En français, ce paragraphe se lit comme suit :

“ 3(2) Les emplois exclus sont les suivants :

[...]

c) sous réserve de l'alinéa d) [qui renvoie à des personnes et à des personnes morales liées, ce qui ne s'applique pas en l'espèce], tout emploi lorsque l'employeur et l'employé ont entre eux un lien de dépendance, pour l'application du présent alinéa :

(i) la question de savoir si des personnes ont entre elles un lien de dépendance étant déterminée en conformité avec la Loi de l'impôt sur le revenu, [...] ”

[8] L'alinéa 251(1)b) de la Loi de l'impôt sur le revenu se lit comme suit en anglais :

“ it is a question of fact whether persons not related to each other were at a particular time dealing with each other at arm’s length. ” (Les caractères gras sont de moi.)

En français, cet alinéa se lit comme suit :

“ la question de savoir si des personnes non liées entre elles n'avaient aucun lien de dépendance à un moment donné est une question de fait. ”

[9] Bien que la Loi de l'impôt sur le revenu spécifie que la question de savoir si des personnes traitaient l'une avec l'autre comme des personnes sans lien de dépendance à un moment donné est une question de fait, cette question factuelle doit être tranchée dans le cadre du droit et est en réalité une question mixte de fait et de droit; voir la décision rendue par le juge Bowman, de la C.C.I., dans l'affaire R.M.M. Canadian Enterprises et al. v. The Queen, 97 DTC 302.

[10] Le sens de l'expression “ arm's length ” (lien de dépendance) a été l'objet de nombreux examens judiciaires au Canada, aux États-Unis, au Royaume-Uni et dans d'autres pays du Commonwealth, comme l'Australie, dont les lois fiscales renferment un libellé semblable. Dans la mesure où l'expression a été utilisée dans des affaires de fiducie et de succession, cette jurisprudence n'a pas été utilisée au Canada pour l'interprétation de lois fiscales; voir la décision rendue par le juge Locke dans l'affaire M.N.R. v. Sheldon's Engineering Ltd., 55 DTC 1110.

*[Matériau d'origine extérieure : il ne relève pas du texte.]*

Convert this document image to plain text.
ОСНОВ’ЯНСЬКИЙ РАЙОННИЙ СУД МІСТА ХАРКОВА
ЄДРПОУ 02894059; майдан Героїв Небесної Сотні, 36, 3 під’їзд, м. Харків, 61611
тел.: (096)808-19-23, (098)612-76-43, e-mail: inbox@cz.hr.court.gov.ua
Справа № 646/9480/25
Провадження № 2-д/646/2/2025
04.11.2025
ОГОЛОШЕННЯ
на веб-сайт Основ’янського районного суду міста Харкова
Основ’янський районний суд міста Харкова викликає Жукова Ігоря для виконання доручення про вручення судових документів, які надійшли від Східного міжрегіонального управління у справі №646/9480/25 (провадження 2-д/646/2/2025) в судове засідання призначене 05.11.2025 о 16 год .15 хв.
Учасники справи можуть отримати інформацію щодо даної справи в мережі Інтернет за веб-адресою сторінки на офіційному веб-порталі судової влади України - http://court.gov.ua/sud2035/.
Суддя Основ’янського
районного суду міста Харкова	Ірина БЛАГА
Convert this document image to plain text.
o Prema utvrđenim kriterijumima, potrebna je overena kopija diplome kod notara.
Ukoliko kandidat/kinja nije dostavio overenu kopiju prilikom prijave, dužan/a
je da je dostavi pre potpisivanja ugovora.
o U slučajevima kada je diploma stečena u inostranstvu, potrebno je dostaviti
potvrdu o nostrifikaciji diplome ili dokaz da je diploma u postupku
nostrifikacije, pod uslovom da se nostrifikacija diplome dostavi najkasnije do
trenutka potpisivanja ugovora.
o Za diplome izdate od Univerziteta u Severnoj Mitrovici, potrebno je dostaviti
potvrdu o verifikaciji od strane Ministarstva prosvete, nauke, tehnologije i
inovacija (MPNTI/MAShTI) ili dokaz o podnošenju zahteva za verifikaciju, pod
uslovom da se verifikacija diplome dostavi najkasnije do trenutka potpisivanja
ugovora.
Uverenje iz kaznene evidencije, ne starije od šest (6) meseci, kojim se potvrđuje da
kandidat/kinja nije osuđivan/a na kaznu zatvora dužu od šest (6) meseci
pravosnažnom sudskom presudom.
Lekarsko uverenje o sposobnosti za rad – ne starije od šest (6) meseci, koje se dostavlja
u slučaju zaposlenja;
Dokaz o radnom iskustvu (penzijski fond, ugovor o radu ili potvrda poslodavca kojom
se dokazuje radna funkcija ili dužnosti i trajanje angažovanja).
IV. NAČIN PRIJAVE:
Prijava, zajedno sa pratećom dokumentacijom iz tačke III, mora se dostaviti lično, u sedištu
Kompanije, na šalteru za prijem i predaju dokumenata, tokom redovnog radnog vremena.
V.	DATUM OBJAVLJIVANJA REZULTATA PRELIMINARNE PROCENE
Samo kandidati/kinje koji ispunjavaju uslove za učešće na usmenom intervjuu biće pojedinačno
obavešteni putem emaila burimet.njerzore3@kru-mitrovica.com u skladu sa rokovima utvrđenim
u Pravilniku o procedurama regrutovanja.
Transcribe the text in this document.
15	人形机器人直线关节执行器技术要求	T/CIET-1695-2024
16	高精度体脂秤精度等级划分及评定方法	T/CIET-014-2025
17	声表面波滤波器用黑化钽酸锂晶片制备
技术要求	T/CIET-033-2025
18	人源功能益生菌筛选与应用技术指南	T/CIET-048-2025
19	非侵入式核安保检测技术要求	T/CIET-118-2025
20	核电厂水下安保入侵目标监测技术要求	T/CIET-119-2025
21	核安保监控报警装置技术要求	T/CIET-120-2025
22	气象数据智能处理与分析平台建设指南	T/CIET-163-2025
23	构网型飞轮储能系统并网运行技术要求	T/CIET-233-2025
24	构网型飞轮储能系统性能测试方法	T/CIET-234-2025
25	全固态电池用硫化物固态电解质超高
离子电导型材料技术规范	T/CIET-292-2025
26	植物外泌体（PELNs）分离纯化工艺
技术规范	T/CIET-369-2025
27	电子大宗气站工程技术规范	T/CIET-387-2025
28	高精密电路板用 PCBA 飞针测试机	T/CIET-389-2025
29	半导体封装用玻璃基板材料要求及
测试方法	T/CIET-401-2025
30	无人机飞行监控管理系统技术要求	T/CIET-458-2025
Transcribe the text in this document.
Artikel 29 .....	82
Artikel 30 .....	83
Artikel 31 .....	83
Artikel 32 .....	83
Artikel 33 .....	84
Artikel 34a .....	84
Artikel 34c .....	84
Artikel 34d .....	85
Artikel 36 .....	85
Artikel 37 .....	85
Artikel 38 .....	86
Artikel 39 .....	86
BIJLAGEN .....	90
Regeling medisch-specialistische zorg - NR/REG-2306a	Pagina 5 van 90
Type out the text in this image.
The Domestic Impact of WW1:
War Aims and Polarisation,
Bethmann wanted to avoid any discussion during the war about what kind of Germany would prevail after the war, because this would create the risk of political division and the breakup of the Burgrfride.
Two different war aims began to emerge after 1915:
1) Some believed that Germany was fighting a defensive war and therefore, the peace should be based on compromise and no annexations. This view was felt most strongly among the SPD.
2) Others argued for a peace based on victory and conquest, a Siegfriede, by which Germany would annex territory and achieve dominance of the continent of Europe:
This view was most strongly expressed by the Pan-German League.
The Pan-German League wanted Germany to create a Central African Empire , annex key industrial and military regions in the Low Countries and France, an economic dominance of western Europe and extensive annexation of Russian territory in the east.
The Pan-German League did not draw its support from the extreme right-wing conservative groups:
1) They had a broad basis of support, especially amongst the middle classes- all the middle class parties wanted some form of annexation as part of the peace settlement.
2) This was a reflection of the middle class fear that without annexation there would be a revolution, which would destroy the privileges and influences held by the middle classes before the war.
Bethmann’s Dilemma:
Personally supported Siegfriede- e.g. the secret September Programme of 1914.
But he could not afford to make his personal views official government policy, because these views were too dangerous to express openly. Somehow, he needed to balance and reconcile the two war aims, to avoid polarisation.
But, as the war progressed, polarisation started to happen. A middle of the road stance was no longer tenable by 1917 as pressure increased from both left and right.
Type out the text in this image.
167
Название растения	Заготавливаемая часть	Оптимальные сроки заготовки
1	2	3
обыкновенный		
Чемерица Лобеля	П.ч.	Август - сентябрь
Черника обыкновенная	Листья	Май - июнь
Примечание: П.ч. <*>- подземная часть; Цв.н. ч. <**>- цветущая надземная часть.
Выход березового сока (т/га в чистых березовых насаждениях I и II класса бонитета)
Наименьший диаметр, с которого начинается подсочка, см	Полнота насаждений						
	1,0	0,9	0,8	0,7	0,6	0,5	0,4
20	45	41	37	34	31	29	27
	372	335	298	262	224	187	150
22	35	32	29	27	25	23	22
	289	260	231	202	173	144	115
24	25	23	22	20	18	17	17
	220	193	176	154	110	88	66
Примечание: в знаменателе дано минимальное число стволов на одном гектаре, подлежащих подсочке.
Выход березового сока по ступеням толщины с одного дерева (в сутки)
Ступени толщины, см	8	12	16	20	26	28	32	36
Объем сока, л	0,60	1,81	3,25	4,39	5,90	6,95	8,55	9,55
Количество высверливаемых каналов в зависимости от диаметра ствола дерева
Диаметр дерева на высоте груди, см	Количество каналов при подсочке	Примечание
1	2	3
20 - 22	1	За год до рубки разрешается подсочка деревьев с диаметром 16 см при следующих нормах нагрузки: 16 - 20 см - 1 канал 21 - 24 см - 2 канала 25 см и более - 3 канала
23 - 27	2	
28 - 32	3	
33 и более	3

[11] Dans l'examen de la signification de “ lien de dépendance ”, il ne faut pas perdre de vue les termes de la version anglaise de la Loi de l'impôt sur le revenu que j'ai précédemment indiqués en caractères gras, soit “ were at a particular time dealing with each other at arm's length ” (qui désignent le fait, pour des parties, de traiter l'une avec l'autre comme des personnes sans lien de dépendance à un moment donné). Comme le fait remarquer le juge Bowman, de la C.C.I., dans l'affaire R.M.M., précitée, au Canada, la jurisprudence a eu tendance à insister sur la nature de la relation plutôt que sur la nature des opérations. Je ne suis pas certain que, vu l'inclusion de ces termes dans la version anglaise de la Loi de l'impôt sur le revenu, cette approche soit nécessairement la seule qui doive être adoptée, car procéder de la sorte, c'est faire fi de ces termes plutôt pertinents auxquels une signification doit assurément être attribuée. Cette évolution tient peut-être aux situations factuelles considérées dans un certain nombre d'arrêts faisant autorité au Canada. En général, il s'agissait d'une seule personne (morale ou physique) qui contrôlait les deux parties à une opération particulière. Ainsi, bien que l'opération ait pu s'apparenter à une opération commerciale ordinaire conclue par des personnes sans lien de dépendance, en soi, cela n'a pas été suffisant pour que l'opération soit jugée comme n'entrant pas dans la catégorie des opérations conclues par des personnes ayant entre elles un lien de dépendance; voir par exemple l'affaire Swiss Bank Corporation et al. v. M.N.R., 72 DTC 6470 (C.S.C.).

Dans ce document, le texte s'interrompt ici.